TIZI OUZOU
43 faux blessés du Printemps noir devant le juge
L´affaire des faux blessés du Printemps noir continue de défrayer la chronique à Tizi Ouzou. Les accusés ont été présentés lundi dernier devant le juge. Désormais, l´affaire est entre les mains de la justice, notamment le tribunal correctionnel près la cour de justice de Tizi Ouzou. Le procès concerne 49 mis en cause, dont cinq infirmiers. Le principal accusé, un médecin au CHU Nedir-Mohamed de Tizi Ouzou, est toujours en fuite. Les faits remontent, selon l´arrêt de renvoi, au 26 mars 2006 après la découverte d´une cinquantaine de certificats médicaux signés par un médecin spécialiste du service de neurologie du CHU de Tizi Ouzou. Ces documents, délivrés contre une somme de 300 dinars chacun, ont été délivrés à des personnes qui voulaient prétendre à une pension dans le cadre de l´indemnité octroyée aux victimes des événements du Printemps noir. Ces indemnités ont été décidées dans le cadre «du parachèvement de l´identité nationale», tel que stipulé dans un décret présidentiel signé à cet effet.

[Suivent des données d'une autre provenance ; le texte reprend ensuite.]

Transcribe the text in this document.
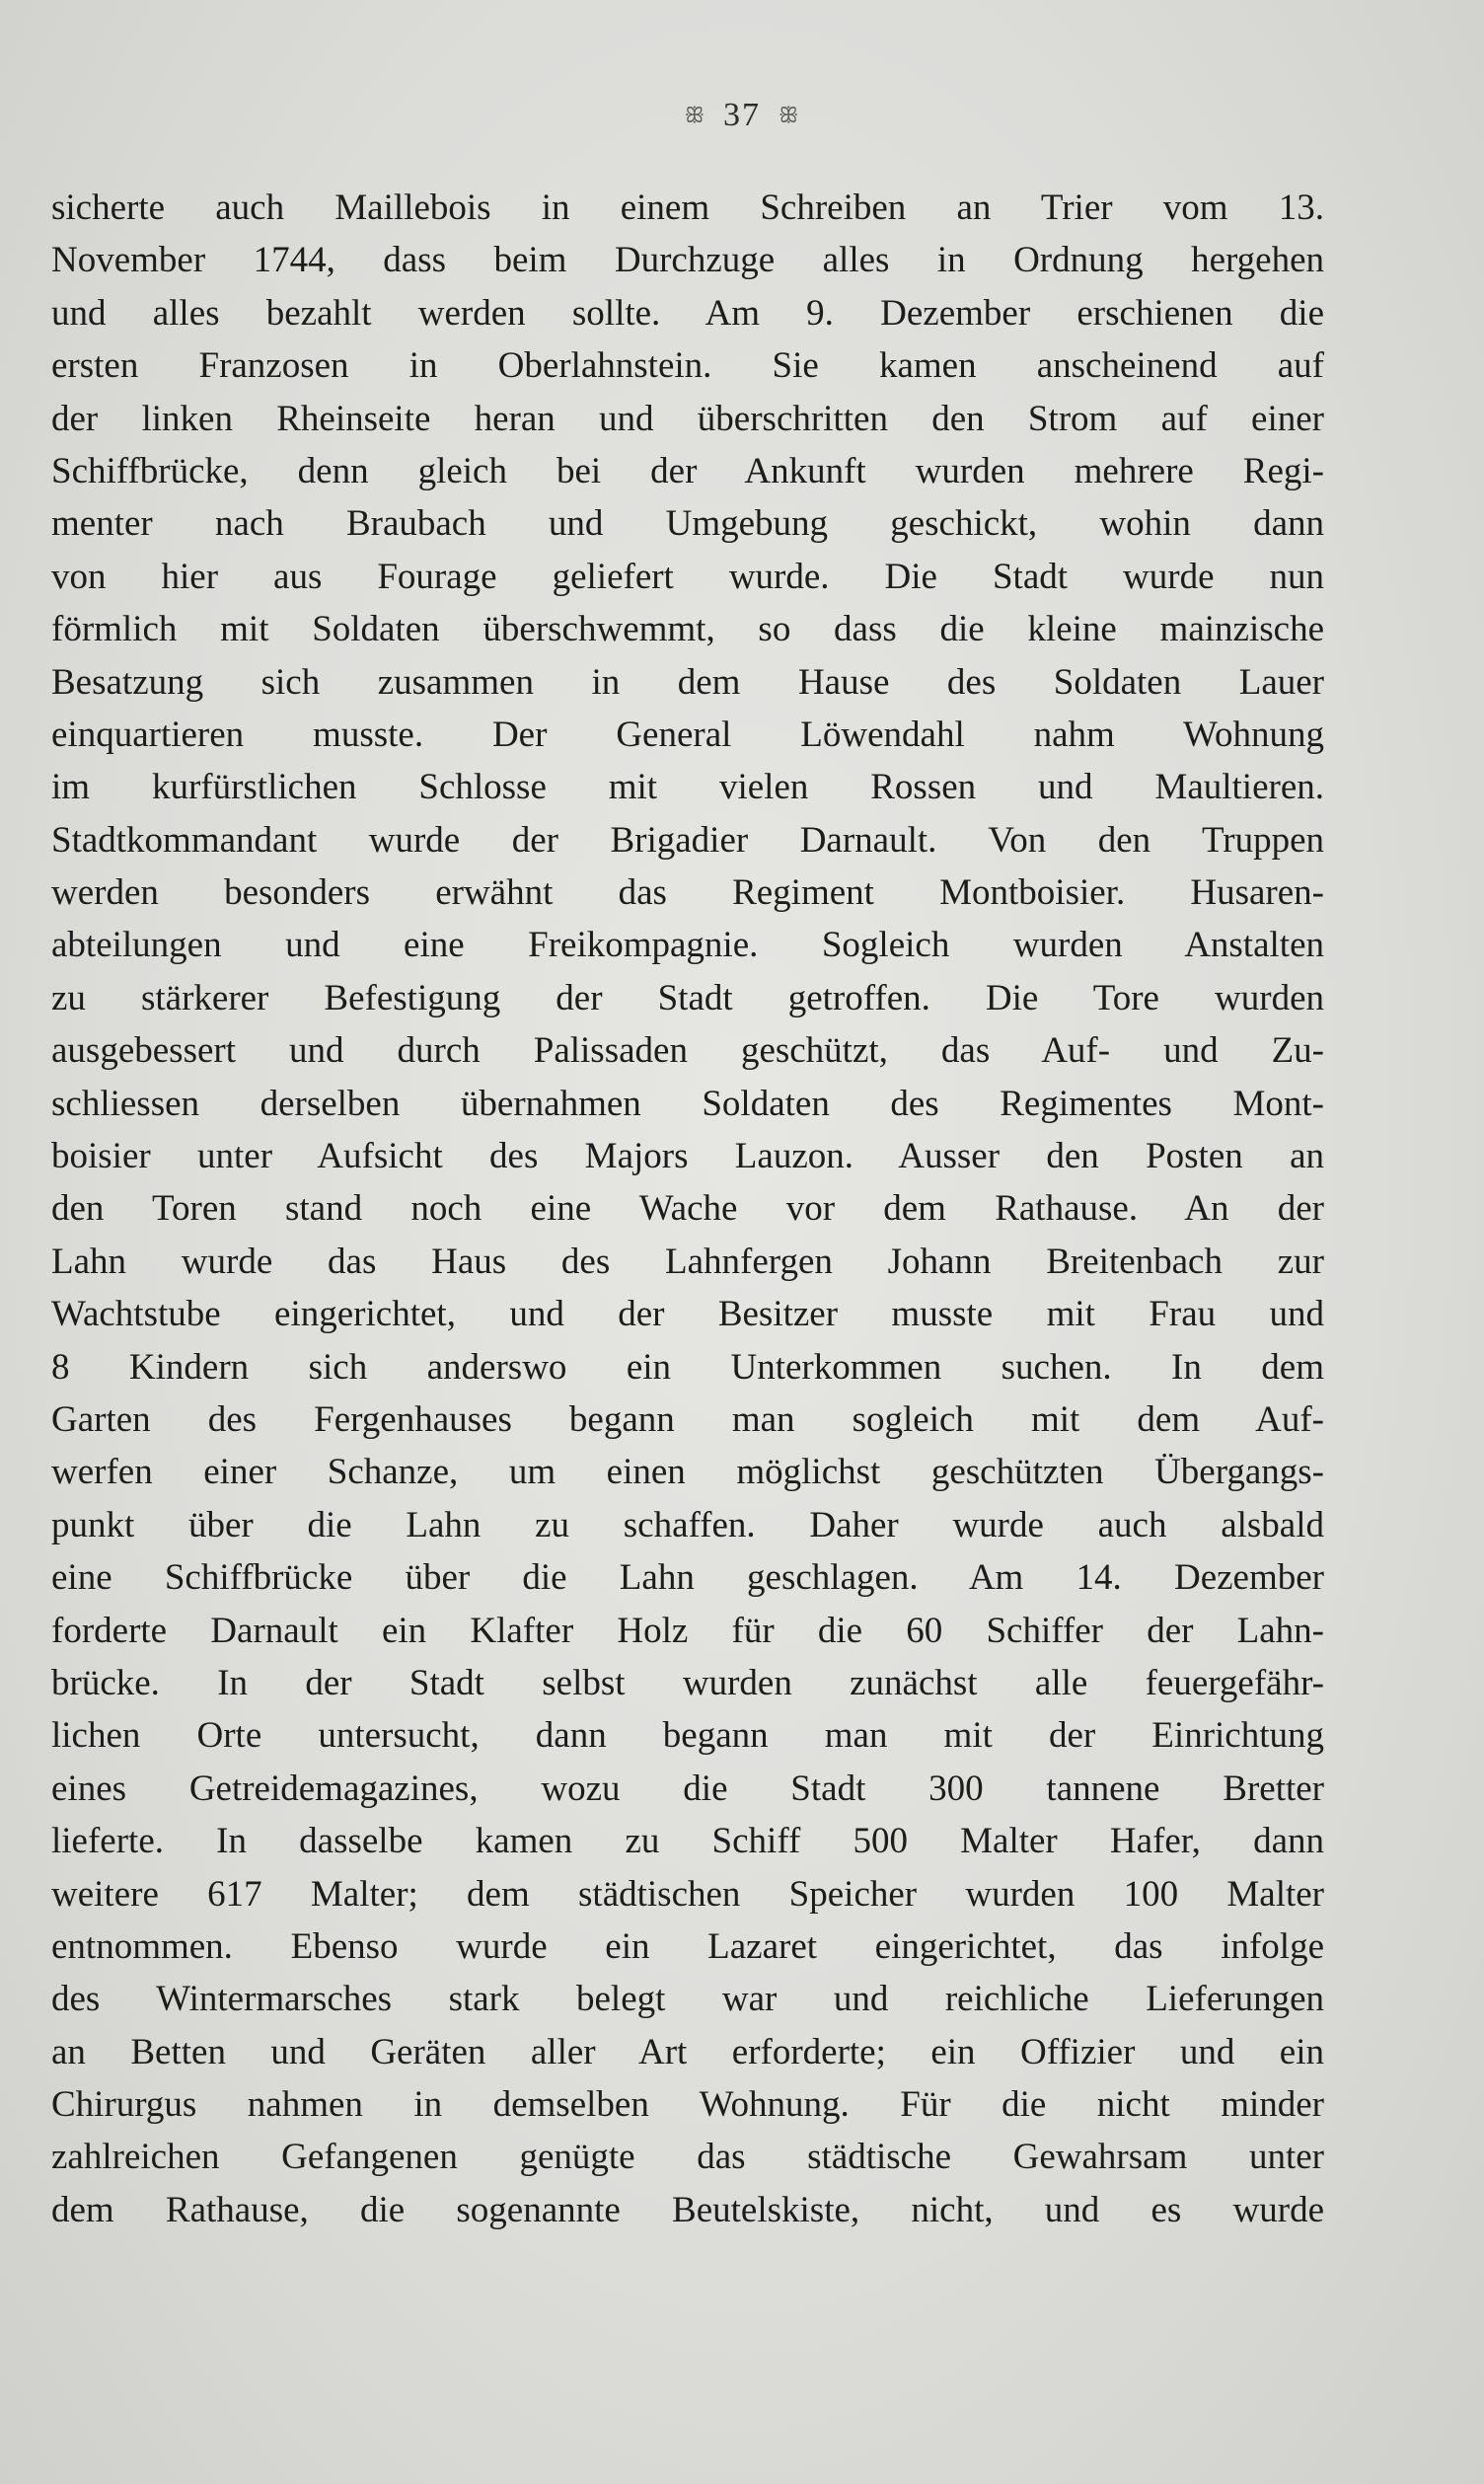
ꕥ 37 ꕥ
sicherte auch Maillebois in einem Schreiben an Trier vom 13.
November 1744, dass beim Durchzuge alles in Ordnung hergehen
und alles bezahlt werden sollte. Am 9. Dezember erschienen die
ersten Franzosen in Oberlahnstein. Sie kamen anscheinend auf
der linken Rheinseite heran und überschritten den Strom auf einer
Schiffbrücke, denn gleich bei der Ankunft wurden mehrere Regi-
menter nach Braubach und Umgebung geschickt, wohin dann
von hier aus Fourage geliefert wurde. Die Stadt wurde nun
förmlich mit Soldaten überschwemmt, so dass die kleine mainzische
Besatzung sich zusammen in dem Hause des Soldaten Lauer
einquartieren musste. Der General Löwendahl nahm Wohnung
im kurfürstlichen Schlosse mit vielen Rossen und Maultieren.
Stadtkommandant wurde der Brigadier Darnault. Von den Truppen
werden besonders erwähnt das Regiment Montboisier. Husaren-
abteilungen und eine Freikompagnie. Sogleich wurden Anstalten
zu stärkerer Befestigung der Stadt getroffen. Die Tore wurden
ausgebessert und durch Palissaden geschützt, das Auf- und Zu-
schliessen derselben übernahmen Soldaten des Regimentes Mont-
boisier unter Aufsicht des Majors Lauzon. Ausser den Posten an
den Toren stand noch eine Wache vor dem Rathause. An der
Lahn wurde das Haus des Lahnfergen Johann Breitenbach zur
Wachtstube eingerichtet, und der Besitzer musste mit Frau und
8 Kindern sich anderswo ein Unterkommen suchen. In dem
Garten des Fergenhauses begann man sogleich mit dem Auf-
werfen einer Schanze, um einen möglichst geschützten Übergangs-
punkt über die Lahn zu schaffen. Daher wurde auch alsbald
eine Schiffbrücke über die Lahn geschlagen. Am 14. Dezember
forderte Darnault ein Klafter Holz für die 60 Schiffer der Lahn-
brücke. In der Stadt selbst wurden zunächst alle feuergefähr-
lichen Orte untersucht, dann begann man mit der Einrichtung
eines Getreidemagazines, wozu die Stadt 300 tannene Bretter
lieferte. In dasselbe kamen zu Schiff 500 Malter Hafer, dann
weitere 617 Malter; dem städtischen Speicher wurden 100 Malter
entnommen. Ebenso wurde ein Lazaret eingerichtet, das infolge
des Wintermarsches stark belegt war und reichliche Lieferungen
an Betten und Geräten aller Art erforderte; ein Offizier und ein
Chirurgus nahmen in demselben Wohnung. Für die nicht minder
zahlreichen Gefangenen genügte das städtische Gewahrsam unter
dem Rathause, die sogenannte Beutelskiste, nicht, und es wurde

Lors de leur audition par la juge, les mis en cause ont rejeté en bloc les chefs d´inculpation retenus à leur encontre. Interrogés comme témoins, des médecins du même CHU estiment que tous les «faux blessés» en question n´ont pas été consultés par des médecins du même service surtout lorsqu´il s´agit d´un certificat médical portant la griffe d´un spécialiste et daté de 2002 alors que ce dernier n´a pris fonction qu´en 2004.
L´enquête a permis donc de débusquer une cinquantaine de dossiers de faux blessés déposés à la cellule installée à cet effet, au niveau du siège de la wilaya. A l´issue de son réquisitoire, le représentant du ministère public a requis une peine de deux ans de prison contre les mis en cause.